Though they are wanted by the International Criminal Court in The Hague, Netherlands, Libya will likely seek to try both men at home.

Speaking earlier in the day, before al-Senoussi’s capture, the information minister said Seif al-Islam, the ousted Libyan leader’s one-time heir apparent, must be tried in Libya even though the country’s new leaders have yet to establish a court system.

“It is only fair for the Libyan people that he is tried here. … Seif al-Islam committed crimes against the Libyan people,” Shammam said.

“The ICC is just a secondary court, and the people of Libya will not allow Seif al-Islam to be tried outside,” Shammam said.

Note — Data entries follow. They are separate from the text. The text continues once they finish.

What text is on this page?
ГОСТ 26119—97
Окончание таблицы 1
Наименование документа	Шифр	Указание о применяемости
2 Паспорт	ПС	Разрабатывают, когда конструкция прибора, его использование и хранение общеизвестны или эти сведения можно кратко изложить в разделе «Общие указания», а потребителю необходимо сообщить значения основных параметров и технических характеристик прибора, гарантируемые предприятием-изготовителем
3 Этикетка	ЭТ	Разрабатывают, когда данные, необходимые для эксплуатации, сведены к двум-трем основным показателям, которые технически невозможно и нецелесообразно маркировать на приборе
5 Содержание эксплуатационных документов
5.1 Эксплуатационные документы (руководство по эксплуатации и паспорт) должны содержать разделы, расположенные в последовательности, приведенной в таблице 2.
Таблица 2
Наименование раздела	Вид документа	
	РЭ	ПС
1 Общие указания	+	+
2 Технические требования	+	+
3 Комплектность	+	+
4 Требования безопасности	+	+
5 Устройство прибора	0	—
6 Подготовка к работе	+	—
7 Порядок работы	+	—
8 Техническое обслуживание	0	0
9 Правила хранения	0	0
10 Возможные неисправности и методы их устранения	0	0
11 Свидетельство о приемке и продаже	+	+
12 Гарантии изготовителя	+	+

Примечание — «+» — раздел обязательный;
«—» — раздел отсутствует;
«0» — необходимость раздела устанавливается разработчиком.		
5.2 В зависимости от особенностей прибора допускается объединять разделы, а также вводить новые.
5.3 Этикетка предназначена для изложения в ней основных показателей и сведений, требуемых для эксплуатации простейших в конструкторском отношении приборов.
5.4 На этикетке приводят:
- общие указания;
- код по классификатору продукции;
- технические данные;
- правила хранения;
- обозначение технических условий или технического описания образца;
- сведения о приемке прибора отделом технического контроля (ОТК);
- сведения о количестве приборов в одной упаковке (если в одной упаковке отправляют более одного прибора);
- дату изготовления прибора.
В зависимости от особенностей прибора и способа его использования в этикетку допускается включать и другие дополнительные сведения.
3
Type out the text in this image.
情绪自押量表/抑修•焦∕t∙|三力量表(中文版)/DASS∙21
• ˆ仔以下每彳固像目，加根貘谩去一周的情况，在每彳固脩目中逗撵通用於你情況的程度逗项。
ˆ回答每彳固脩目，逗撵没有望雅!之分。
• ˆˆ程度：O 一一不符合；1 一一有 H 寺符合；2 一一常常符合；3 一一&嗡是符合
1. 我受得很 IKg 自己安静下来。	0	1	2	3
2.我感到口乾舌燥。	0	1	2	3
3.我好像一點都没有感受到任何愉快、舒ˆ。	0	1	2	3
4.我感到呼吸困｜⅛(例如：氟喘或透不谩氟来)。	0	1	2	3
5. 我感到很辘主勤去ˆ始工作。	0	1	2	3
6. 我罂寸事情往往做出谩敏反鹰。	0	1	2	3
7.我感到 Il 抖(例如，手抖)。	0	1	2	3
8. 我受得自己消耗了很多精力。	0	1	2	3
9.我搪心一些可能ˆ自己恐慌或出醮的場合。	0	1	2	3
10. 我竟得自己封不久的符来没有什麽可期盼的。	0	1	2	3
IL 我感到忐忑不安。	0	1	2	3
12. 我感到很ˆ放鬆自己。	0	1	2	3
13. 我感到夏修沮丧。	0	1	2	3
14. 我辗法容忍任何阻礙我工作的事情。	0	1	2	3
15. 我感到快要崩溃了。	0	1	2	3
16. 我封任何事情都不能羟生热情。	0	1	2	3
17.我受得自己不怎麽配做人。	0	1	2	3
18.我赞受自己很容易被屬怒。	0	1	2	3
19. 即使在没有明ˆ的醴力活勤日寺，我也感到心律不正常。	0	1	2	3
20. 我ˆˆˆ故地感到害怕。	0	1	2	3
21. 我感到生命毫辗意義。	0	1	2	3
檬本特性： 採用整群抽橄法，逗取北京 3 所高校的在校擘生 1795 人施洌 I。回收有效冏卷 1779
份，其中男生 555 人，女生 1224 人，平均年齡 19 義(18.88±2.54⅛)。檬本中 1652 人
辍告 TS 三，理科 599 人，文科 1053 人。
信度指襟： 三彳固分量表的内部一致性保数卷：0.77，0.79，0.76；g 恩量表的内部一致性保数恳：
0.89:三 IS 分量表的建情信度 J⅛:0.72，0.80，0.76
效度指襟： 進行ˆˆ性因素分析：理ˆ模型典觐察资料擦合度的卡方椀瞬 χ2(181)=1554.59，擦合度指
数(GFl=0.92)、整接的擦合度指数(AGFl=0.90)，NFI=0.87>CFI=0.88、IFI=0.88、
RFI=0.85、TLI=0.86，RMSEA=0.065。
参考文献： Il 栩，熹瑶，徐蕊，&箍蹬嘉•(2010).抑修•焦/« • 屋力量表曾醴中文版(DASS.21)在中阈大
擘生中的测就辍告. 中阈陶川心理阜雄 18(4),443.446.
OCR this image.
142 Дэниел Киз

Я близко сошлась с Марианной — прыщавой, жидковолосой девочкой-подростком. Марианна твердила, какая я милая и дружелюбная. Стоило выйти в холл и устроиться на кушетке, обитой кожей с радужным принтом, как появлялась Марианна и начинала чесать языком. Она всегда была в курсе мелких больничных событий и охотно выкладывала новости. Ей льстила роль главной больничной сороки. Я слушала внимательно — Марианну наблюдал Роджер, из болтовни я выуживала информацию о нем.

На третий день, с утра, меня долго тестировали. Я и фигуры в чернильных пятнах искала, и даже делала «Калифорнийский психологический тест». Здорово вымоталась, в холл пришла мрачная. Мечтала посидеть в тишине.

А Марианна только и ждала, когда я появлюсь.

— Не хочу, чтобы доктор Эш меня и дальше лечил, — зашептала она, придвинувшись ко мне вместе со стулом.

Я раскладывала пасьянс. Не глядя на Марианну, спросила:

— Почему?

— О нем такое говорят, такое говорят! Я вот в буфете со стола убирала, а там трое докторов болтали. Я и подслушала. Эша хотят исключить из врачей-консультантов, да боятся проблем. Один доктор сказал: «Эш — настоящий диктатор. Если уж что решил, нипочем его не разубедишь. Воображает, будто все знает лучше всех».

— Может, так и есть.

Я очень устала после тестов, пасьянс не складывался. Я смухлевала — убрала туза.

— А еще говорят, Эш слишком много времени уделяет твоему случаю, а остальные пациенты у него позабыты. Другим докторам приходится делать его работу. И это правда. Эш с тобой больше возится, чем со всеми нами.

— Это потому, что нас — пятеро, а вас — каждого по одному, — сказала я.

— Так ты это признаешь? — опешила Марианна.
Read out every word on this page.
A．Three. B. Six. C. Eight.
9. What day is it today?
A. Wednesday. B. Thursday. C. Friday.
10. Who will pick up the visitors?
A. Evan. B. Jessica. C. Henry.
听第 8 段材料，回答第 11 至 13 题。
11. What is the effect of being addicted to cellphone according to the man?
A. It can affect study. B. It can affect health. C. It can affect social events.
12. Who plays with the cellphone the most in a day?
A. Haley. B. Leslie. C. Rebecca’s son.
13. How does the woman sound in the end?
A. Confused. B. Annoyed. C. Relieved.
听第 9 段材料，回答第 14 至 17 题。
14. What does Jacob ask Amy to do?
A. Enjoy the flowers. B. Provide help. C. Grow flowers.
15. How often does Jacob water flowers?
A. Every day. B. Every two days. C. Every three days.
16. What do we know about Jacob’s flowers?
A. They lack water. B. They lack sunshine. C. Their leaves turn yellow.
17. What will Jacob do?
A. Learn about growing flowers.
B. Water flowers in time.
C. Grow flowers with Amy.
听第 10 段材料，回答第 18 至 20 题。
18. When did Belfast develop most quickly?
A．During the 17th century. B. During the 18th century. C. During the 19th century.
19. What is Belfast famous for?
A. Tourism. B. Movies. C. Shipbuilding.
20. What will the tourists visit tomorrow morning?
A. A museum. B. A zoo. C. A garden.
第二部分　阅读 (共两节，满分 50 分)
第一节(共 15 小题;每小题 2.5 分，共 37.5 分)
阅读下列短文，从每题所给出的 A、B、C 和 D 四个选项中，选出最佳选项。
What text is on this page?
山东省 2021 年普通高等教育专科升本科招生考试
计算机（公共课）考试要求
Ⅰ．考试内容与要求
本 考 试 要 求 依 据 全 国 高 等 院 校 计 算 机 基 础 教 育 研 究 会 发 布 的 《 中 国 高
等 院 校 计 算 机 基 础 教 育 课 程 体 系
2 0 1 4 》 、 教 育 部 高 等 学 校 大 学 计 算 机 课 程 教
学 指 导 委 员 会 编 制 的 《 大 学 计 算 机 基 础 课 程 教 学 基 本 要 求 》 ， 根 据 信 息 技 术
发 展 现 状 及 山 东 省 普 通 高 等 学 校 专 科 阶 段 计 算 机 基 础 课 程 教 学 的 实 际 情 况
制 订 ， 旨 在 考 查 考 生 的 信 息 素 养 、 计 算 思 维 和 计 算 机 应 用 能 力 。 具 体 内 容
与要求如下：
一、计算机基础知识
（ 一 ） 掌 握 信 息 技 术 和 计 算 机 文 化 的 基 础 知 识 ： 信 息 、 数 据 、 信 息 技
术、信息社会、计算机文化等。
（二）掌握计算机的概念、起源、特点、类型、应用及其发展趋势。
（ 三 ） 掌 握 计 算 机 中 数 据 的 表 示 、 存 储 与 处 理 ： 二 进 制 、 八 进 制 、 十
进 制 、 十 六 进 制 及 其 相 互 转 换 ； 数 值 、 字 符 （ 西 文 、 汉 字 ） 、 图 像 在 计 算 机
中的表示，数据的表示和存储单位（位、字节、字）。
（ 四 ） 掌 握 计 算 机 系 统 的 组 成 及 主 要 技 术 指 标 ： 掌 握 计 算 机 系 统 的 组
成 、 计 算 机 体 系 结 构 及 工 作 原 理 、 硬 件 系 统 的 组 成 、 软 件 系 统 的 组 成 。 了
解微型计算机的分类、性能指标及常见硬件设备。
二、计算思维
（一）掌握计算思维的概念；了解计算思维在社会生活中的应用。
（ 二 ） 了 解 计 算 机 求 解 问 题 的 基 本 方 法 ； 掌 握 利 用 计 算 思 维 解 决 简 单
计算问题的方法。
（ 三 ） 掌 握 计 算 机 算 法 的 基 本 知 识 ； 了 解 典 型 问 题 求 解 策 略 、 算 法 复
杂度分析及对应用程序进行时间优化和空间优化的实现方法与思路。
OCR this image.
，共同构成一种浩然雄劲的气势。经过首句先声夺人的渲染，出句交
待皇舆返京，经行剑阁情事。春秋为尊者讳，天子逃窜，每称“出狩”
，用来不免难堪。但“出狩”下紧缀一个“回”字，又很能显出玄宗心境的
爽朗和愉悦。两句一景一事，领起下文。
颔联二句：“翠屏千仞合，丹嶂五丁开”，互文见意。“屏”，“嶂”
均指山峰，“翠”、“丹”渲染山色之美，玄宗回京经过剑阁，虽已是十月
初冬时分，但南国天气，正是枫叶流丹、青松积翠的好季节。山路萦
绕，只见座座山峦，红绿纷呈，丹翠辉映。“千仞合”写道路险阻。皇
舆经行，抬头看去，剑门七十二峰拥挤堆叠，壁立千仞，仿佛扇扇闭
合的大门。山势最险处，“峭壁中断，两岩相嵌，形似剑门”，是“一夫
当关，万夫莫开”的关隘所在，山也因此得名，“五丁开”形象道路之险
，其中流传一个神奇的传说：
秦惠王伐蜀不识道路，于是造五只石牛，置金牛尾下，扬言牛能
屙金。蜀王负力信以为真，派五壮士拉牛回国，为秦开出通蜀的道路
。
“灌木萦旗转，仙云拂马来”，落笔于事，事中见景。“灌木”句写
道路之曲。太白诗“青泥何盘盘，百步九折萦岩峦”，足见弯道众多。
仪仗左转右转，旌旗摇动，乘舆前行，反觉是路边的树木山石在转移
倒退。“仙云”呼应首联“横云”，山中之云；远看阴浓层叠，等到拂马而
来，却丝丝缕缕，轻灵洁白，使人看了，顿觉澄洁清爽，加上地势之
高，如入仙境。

The ICC indicted the two men along with Gadhafi in June for unleashing a campaign of murder and torture to suppress the uprising against the Gadhafi regime that broke out in mid-February.

Al-Senoussi, Gadhafi’s brother-in-law, was also one of six Libyans convicted in absentia and sentenced to life in prison in France for the 1989 bombing of a French passenger over Niger that killed all 170 people on board.

ICC spokesman Fadi El Abdallah said Sunday that Libya would have to convincingly lay out its arguments in what is called a “challenge of admissibility” if it wanted to try the two men at home instead of sending them to The Hague court.

“The issue is that there is already a case before the (ICC) court,” he said. “Now Libya has a legal obligation under international law to present a challenge to say: ‘We have this suspect and he will be dealt with under our national laws.’

“… They will need to show that they have a serious, genuine legal system capable of functioning fairly in this case,” he said.

Seif al-Islam was captured by fighters from the small western mountain town of Zintan who had tracked him to the desert in the south of the country.

Shammam played down suggestions that a power struggle was brewing over the high-value prisoner or that the position of local officials was undermining the authority of the national leadership.